If I received money every time someone asked me why we don’t have a cure for cancer yet, I’d have enough money to run away to Italy. Or, at the very least, pay off some credit card debt. I usually just shake my head and answer with “I don’t know” because it is the easiest/laziest answer I can give to someone. I don’t think many people realize that the term ‘cancer’ is a very simplified word to describe a whole giant group of diseases. The thing that groups these diseases together is a common root cause: abnormal cell growth. That abnormal cell growth can be caused by genetics, viruses, chemicals, obesity, autoimmune disorders, hormones, and physical agents like asbestos or BPA. Any one of those things can set off a chain reaction in one cell that leads to a mutation in an oncogene that can have various results. A daughter cell inherits the messed up gene and then goes hay wire The mutated gene causes the cell signal other cells. The gene mutation can make that cell start dividing. A mutation any where in the oncogene can lead to multiple situations. Basically, it’s a molecular level choose your own adventure in cancer. Cancer is fucking complicated.

That’s why we don’t have a cure for cancer.

Yesterday, Josephine and I were finishing up watching CBS Sunday morning and we’d reached the part where they show this week’s calendar. That’s how I know that today is Cancer Awareness Day. When it was announced on TV I thought “great! I’ll just add that to the list of things I’m totally aware of this week.” Like for instance, how Chris would be forty eight on Wednesday. The day after Chris’s very last birthday, I spent the whole day crying. The. Entire. Day. I just cried and cried and cried and cried. By the time Chris actually did die, two days later, I was a complete shell of a human being. The nurse told me Chris had passed and I looked at the hospice care worker and said “what do I do now?” She thought I was asking about who comes and takes the body and all of that other stuff you have to take care of when someone dies. I kind of meant that, but I was really curious about what exactly I was going to do now, in general, for the rest of my life. These are the thoughts the I am very much aware of every year during this particular week in February.

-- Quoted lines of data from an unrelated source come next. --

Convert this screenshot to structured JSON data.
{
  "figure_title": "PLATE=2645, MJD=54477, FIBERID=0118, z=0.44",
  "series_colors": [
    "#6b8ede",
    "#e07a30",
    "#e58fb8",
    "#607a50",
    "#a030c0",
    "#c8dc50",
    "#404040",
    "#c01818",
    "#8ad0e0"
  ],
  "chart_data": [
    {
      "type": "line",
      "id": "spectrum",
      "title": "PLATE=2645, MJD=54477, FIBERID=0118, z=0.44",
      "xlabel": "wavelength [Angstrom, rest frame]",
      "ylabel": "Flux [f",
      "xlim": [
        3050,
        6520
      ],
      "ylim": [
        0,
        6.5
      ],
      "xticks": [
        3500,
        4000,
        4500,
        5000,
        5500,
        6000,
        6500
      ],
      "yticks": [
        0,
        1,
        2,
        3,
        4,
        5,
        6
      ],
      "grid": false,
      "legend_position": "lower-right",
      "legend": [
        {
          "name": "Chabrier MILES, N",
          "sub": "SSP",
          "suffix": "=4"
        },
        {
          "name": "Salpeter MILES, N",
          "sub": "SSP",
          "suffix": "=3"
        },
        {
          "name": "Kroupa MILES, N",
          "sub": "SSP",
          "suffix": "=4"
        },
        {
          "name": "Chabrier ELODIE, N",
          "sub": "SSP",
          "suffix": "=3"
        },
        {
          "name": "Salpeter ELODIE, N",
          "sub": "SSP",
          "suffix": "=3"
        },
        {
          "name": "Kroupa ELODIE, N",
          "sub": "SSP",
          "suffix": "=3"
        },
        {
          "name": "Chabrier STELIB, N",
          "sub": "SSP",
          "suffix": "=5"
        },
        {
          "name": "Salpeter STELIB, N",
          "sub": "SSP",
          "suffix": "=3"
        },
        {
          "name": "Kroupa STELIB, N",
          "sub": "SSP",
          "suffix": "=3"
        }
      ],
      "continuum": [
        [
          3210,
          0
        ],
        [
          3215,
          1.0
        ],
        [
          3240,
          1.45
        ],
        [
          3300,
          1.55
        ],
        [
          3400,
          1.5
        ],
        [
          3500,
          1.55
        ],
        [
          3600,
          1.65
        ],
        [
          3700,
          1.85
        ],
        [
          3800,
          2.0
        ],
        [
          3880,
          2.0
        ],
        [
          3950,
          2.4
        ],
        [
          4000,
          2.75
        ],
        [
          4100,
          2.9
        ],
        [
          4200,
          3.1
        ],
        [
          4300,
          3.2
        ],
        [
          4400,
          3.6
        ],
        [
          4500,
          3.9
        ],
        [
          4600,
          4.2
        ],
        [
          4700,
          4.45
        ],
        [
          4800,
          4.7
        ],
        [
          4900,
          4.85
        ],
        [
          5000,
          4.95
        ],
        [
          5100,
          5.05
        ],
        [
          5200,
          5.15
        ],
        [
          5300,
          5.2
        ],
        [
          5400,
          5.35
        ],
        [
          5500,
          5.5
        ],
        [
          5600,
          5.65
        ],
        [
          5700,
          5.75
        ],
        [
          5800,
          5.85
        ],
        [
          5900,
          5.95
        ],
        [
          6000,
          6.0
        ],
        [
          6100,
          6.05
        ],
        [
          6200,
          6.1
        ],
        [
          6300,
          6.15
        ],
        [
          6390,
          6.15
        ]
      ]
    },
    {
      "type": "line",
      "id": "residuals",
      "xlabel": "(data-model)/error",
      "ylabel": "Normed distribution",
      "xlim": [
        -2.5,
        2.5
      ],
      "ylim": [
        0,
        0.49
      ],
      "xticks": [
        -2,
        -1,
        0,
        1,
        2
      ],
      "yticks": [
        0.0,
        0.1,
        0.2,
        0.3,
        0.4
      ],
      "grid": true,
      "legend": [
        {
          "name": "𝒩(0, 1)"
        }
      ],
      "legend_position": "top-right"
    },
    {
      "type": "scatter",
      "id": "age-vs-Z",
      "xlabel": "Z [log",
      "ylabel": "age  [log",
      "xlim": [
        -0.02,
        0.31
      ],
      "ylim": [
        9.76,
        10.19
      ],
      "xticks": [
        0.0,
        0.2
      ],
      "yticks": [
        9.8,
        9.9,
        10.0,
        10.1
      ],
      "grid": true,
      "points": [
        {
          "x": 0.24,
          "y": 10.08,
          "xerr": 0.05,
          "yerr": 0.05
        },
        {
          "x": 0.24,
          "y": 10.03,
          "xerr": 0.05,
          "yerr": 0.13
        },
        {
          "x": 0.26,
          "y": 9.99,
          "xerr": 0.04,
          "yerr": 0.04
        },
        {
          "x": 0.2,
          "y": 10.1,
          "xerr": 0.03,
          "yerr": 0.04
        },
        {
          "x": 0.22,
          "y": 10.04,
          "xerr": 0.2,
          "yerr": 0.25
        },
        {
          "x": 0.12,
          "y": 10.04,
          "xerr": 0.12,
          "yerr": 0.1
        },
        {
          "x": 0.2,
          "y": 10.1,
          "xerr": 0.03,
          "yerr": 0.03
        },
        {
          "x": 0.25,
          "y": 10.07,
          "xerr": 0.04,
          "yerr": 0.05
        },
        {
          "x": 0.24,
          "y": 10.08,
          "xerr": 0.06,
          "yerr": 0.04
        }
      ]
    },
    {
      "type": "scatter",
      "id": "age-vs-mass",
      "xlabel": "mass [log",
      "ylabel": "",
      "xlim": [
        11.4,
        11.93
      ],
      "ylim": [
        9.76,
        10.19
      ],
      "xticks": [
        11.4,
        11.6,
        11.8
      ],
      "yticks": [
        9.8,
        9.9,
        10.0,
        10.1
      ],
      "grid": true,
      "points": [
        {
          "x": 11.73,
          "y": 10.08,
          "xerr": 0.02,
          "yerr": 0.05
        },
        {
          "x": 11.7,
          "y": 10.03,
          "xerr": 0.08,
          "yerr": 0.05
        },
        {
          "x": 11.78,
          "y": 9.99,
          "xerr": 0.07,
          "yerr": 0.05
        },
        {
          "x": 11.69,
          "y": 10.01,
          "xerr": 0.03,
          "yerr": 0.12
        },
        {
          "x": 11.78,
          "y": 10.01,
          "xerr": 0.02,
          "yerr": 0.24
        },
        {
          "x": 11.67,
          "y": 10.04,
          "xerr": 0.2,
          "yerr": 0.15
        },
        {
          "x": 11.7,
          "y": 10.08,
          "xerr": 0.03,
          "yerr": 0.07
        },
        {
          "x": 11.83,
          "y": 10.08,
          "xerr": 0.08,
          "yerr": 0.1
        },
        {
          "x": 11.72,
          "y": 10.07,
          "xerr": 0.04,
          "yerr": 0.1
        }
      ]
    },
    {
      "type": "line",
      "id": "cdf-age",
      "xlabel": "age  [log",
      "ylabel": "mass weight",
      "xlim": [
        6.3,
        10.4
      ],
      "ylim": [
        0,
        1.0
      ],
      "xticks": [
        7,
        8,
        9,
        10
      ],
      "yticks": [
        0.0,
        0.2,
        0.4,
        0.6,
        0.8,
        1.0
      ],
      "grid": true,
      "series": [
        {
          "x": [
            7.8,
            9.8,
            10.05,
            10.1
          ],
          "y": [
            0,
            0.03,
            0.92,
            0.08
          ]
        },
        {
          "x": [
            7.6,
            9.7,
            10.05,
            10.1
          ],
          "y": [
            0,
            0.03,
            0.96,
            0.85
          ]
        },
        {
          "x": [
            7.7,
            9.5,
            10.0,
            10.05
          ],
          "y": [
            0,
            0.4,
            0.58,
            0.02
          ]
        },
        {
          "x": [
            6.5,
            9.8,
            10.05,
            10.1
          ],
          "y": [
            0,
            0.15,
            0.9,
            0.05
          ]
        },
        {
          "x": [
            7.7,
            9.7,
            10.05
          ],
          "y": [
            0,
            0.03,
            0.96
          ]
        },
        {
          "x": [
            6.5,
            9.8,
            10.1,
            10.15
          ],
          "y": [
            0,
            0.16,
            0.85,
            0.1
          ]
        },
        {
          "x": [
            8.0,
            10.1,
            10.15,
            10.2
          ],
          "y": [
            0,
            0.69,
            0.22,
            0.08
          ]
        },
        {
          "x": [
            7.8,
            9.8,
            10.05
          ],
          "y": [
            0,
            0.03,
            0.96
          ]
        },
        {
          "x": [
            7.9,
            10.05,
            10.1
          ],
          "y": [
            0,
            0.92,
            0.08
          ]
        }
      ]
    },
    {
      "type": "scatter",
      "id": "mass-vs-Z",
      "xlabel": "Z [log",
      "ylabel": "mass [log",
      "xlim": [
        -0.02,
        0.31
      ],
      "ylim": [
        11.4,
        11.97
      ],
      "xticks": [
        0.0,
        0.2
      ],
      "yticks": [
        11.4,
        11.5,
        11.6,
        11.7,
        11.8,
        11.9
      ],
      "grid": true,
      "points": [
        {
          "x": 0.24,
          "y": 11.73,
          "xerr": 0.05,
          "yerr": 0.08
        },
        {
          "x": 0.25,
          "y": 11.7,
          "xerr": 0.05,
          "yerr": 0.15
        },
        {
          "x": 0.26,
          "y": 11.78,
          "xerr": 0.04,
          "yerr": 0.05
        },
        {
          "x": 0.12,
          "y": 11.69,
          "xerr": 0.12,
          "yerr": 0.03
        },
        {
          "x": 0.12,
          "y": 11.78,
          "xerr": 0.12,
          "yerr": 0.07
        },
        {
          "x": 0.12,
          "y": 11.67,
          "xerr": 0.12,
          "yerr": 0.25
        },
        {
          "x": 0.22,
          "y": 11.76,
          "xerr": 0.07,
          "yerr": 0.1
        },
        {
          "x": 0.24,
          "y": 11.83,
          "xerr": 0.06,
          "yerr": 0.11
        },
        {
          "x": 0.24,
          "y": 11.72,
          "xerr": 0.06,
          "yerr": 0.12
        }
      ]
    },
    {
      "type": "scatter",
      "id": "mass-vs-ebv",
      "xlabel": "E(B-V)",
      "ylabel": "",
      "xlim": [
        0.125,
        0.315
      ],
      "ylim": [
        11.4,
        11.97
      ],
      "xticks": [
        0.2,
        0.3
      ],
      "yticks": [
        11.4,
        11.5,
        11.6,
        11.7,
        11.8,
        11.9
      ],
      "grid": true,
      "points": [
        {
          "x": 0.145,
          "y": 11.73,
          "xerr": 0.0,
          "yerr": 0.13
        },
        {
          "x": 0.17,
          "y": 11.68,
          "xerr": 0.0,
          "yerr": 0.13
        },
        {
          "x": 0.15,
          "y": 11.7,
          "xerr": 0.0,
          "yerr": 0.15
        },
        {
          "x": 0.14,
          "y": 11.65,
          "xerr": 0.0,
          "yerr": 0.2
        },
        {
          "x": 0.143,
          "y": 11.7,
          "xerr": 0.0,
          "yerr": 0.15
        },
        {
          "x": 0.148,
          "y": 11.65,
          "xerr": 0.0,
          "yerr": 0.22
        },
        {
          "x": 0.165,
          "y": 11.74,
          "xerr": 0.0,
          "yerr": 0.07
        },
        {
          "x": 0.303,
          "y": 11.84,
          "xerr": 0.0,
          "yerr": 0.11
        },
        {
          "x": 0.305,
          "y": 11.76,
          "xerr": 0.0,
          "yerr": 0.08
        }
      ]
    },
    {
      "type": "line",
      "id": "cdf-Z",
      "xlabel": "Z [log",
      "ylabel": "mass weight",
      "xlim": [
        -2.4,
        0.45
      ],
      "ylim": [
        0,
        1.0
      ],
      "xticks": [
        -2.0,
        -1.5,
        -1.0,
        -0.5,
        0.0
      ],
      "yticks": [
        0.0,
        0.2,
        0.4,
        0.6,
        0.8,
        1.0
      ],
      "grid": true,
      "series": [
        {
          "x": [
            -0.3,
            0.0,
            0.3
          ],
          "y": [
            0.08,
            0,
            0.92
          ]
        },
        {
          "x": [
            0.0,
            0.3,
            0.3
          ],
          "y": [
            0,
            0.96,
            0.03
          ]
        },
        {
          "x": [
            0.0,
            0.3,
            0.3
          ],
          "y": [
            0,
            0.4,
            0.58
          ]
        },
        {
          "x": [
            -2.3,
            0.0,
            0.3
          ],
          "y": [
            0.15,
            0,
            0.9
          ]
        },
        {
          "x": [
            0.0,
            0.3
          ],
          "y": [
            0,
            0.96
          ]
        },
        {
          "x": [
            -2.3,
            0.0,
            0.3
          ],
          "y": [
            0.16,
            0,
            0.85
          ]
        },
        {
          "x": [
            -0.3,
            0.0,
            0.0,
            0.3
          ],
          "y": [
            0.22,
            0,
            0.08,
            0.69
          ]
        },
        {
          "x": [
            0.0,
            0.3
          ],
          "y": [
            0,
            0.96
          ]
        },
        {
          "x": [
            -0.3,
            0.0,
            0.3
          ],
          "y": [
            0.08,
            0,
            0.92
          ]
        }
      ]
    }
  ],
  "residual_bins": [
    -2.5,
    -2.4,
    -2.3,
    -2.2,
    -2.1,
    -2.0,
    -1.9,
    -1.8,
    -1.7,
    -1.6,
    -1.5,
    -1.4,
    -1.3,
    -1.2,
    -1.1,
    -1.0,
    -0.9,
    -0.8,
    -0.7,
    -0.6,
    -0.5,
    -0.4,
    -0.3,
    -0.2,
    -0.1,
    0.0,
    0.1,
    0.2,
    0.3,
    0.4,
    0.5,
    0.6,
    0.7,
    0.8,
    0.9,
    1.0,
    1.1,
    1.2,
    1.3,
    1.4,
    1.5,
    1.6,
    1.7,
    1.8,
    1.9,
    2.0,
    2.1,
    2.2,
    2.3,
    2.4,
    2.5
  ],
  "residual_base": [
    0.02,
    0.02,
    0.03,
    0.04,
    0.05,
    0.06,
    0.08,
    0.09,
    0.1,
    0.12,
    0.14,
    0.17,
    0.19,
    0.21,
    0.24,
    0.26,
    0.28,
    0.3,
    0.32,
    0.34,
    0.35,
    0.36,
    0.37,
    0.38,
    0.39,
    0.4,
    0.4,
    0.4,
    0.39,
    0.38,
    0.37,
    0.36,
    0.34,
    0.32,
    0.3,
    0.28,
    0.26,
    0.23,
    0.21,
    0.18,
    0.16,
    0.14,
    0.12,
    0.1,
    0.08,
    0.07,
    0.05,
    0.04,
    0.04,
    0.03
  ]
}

The thing that I am usually least aware of during this week is what killed Chris. Abnormal cell growth formed a tumor on Chris’s liver right around the junction of where the left and right hepatic duct meet up. This meant that he was no longer able to excrete liver wastes and bile, which aids in digestion. Still to this day, I have a hard time admitting that cancer was the cause of Chris’s death. It just happened way too fast and without any warnings for me to be able to admit that. Also, at the end of the day, no one was really able to tell us what had caused his cancer. They found a small amount of cancer cells in esophagus and one specialist tried to link the tumor to those. They also talked about hepatitis B. If you read this article on Viruses and Human Cancer in the Yale Journal of Biology and Medicine, then the whole hep B theory makes the most sense. Don’t worry. I was vaccinated for hep B and C ages ago. Chris’s vaccination history was a bit sketchy. No one could say for sure what vaccines he’d had over the years.

Viruses are the cause of around fifteen percent of cancers. Epstein Barr, hepatitis B and C, human papilloma virus (HPV), human immunodeficiency virus (HIV). The hepatitis viruses and HPV are about the only ones with vaccines. They can all be prevented by using safe sex and safe needle practices. So maybe instead of focusing so much awareness on finding a cure for cancer, maybe we should be doing more to prevent the cancers we know how to prevent.